Thursday, August 15, 2013

Bone density

From King's:

Further to your recent outpatients appointment and bone density scan, I am writing to you with the results of your investigations.  As we discussed in clinic, the scores obtained on bone density assessments represent the number of standard deviations (sd) below the mean bone mineral density for 30 year old women in the King’s catchment area.  A person is diagnosed with osteoporosis if their bone density lies more than 2.5 sd below the mean, or if they are 1.0 sd below the mean with a fracture suggestive of the condition.  I have included your bone density results from this year and from your previous results in 2009:

2009       Lumbar Spine: -1.8; Femur -1.6
2013       Lumbar Spine: -0.9; Femur -2.0

These results show that there has been a fall in your bone density at your hips of about 5.5%.  The increase in bone density seen in your spine is likely to be spurious and is something we see frequently due to degenerative, “wear and tear”, in the spine that artificially raises the apparent density of the bones. 

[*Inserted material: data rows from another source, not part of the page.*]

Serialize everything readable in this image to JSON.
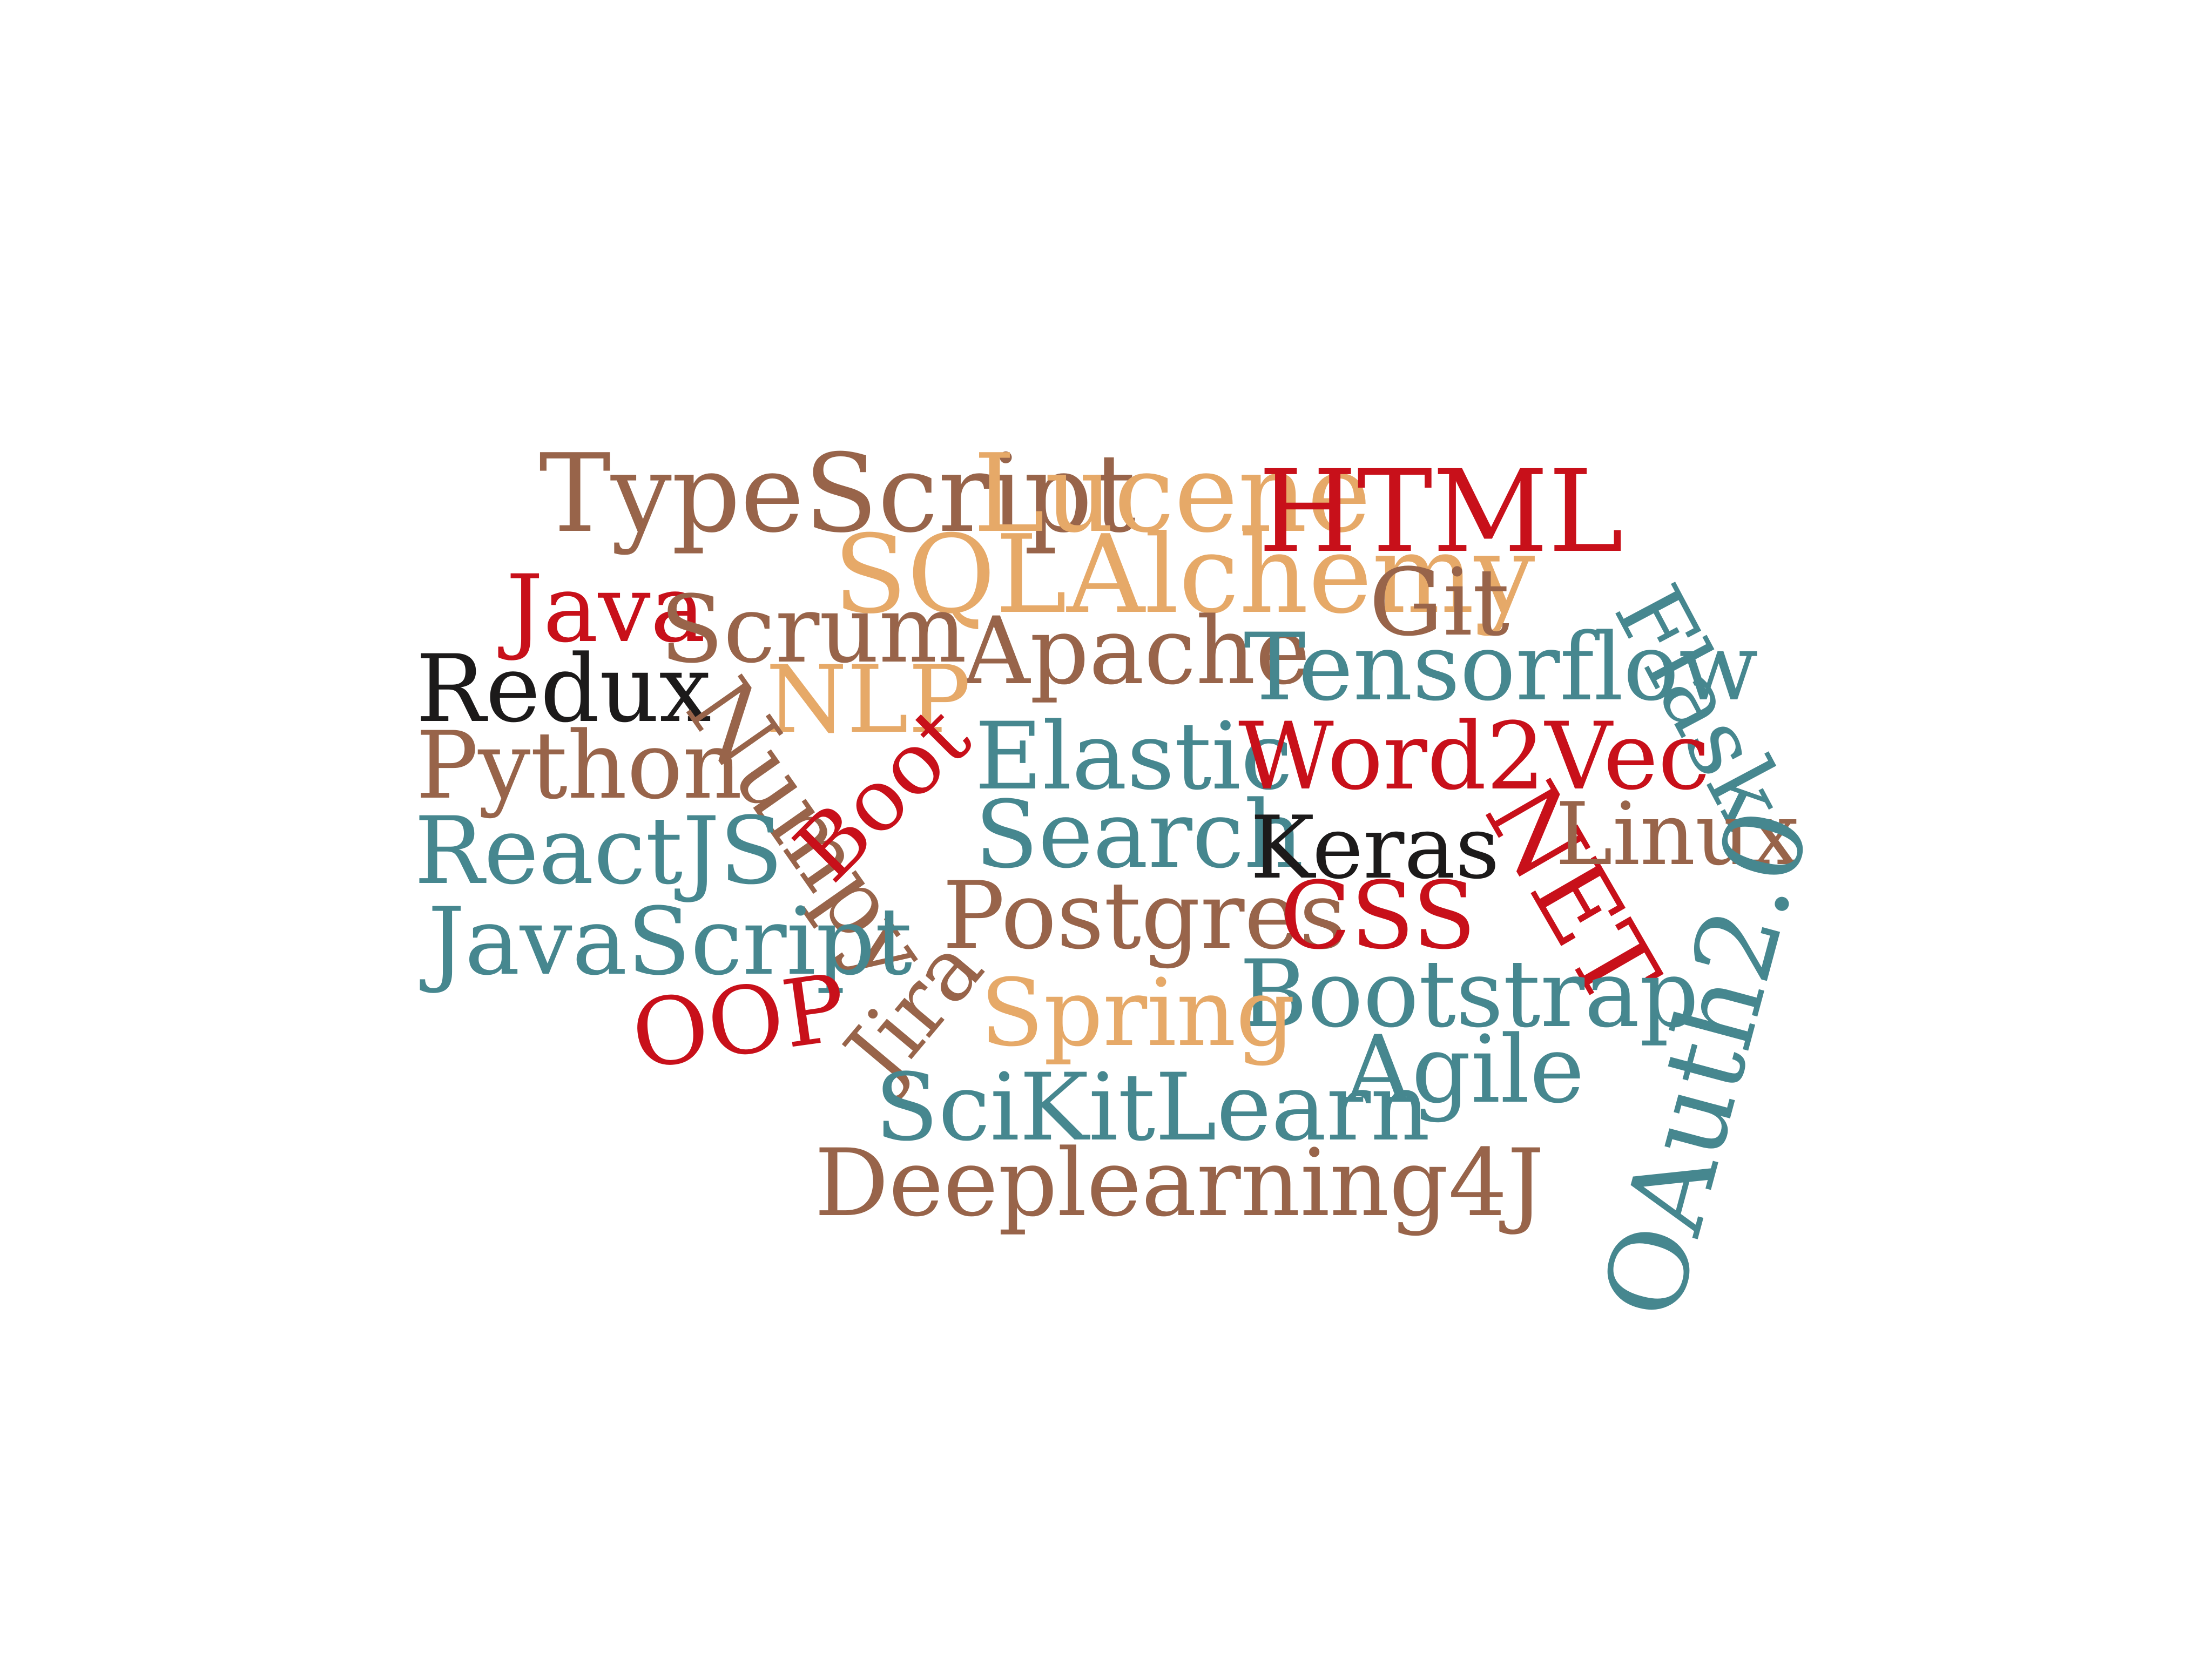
{
  "palette": {
    "brown": "#98644a",
    "gold": "#e6a968",
    "red": "#c8101a",
    "teal": "#46878f",
    "black": "#1c1a1a"
  },
  "words": [
    {
      "text": "TypeScript",
      "color": "#98644a"
    },
    {
      "text": "Lucene",
      "color": "#e6a968"
    },
    {
      "text": "HTML",
      "color": "#c8101a"
    },
    {
      "text": "SQLAlchemy",
      "color": "#e6a968"
    },
    {
      "text": "Java",
      "color": "#c8101a"
    },
    {
      "text": "Scrum",
      "color": "#98644a"
    },
    {
      "text": "Git",
      "color": "#98644a"
    },
    {
      "text": "Apache",
      "color": "#98644a"
    },
    {
      "text": "Tensorflow",
      "color": "#46878f"
    },
    {
      "text": "Flask",
      "color": "#46878f"
    },
    {
      "text": "Redux",
      "color": "#1c1a1a"
    },
    {
      "text": "NLP",
      "color": "#e6a968"
    },
    {
      "text": "Python",
      "color": "#98644a"
    },
    {
      "text": "Elastic",
      "color": "#46878f"
    },
    {
      "text": "Word2Vec",
      "color": "#c8101a"
    },
    {
      "text": "Numpy",
      "color": "#98644a"
    },
    {
      "text": "Boot",
      "color": "#c8101a"
    },
    {
      "text": "ReactJS",
      "color": "#46878f"
    },
    {
      "text": "Search",
      "color": "#46878f"
    },
    {
      "text": "Keras",
      "color": "#1c1a1a"
    },
    {
      "text": "NET",
      "color": "#c8101a"
    },
    {
      "text": "Linux",
      "color": "#98644a"
    },
    {
      "text": "Postgres",
      "color": "#98644a"
    },
    {
      "text": "CSS",
      "color": "#c8101a"
    },
    {
      "text": "JavaScript",
      "color": "#46878f"
    },
    {
      "text": "OAuth2.0",
      "color": "#46878f"
    },
    {
      "text": "Jira",
      "color": "#98644a"
    },
    {
      "text": "Bootstrap",
      "color": "#46878f"
    },
    {
      "text": "Spring",
      "color": "#e6a968"
    },
    {
      "text": "OOP",
      "color": "#c8101a"
    },
    {
      "text": "Agile",
      "color": "#46878f"
    },
    {
      "text": "SciKitLearn",
      "color": "#46878f"
    },
    {
      "text": "Deeplearning4J",
      "color": "#98644a"
    }
  ]
}
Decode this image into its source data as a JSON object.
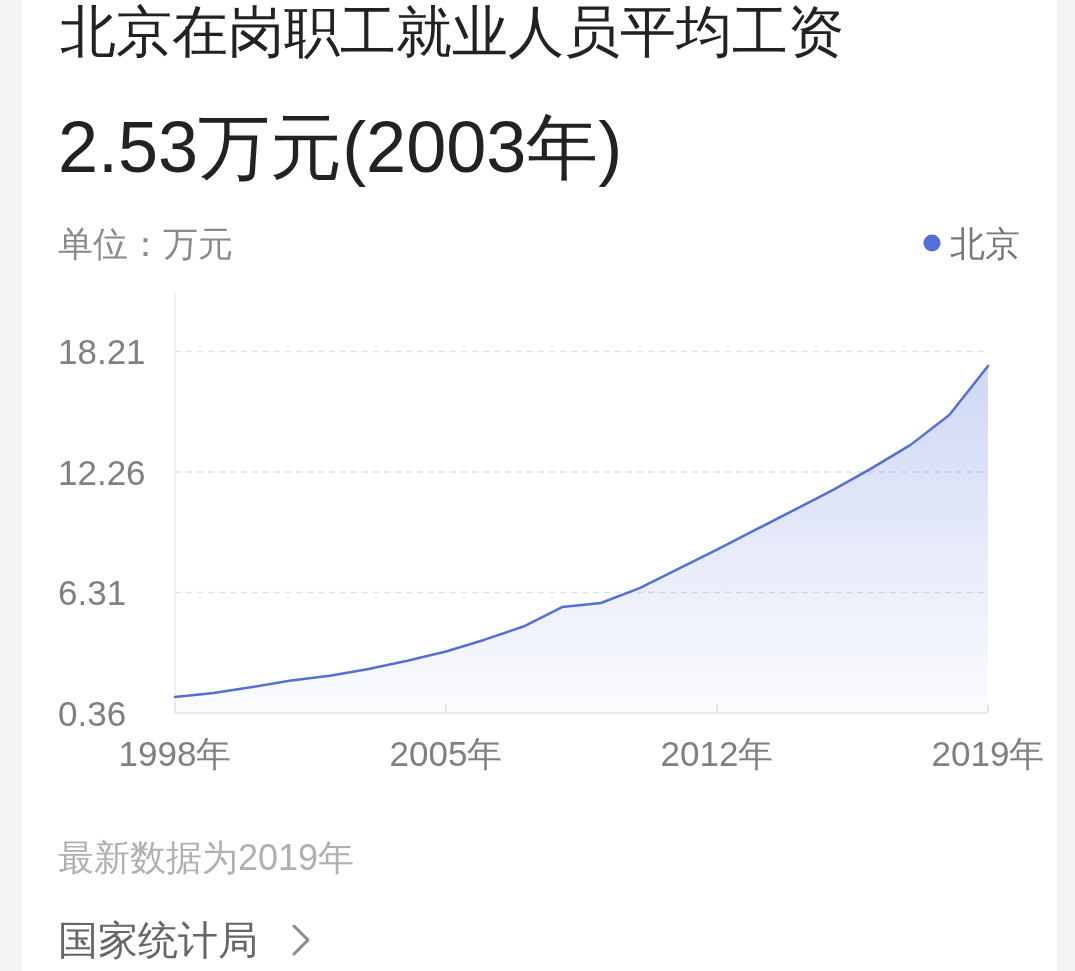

With the treatment that you have received, we would expect, at best, that your bone density would remain static and not fall.  In all of the treatment categories we would expect a proportion of non-responders and it may be that this treatment has not been effective for you.  Nevertheless you have not sustained another fracture in the intervening period.  In terms of what options are available to you now, they are as follows:

1)      Opt for no further treatment, a “watch and wait strategy”, with a view to only considering treatment if you sustain another fracture.
2)      Opt to commence another treatment, called Denosumab (Prolia), which is an antibody that prevents the cells that erode bone from binding to it.  This is administered as an injection, under the skin, every six months.  It requires twice yearly blood tests and clinic visits, though we are working towards an agreement where this medication can be given, under a shared care agreement, by GPs.  The likely course would be at least 5 years.  In terms of side effects, it can cause: urinary infections; upper respiratory infections; muscle pain; constipation; and back pain.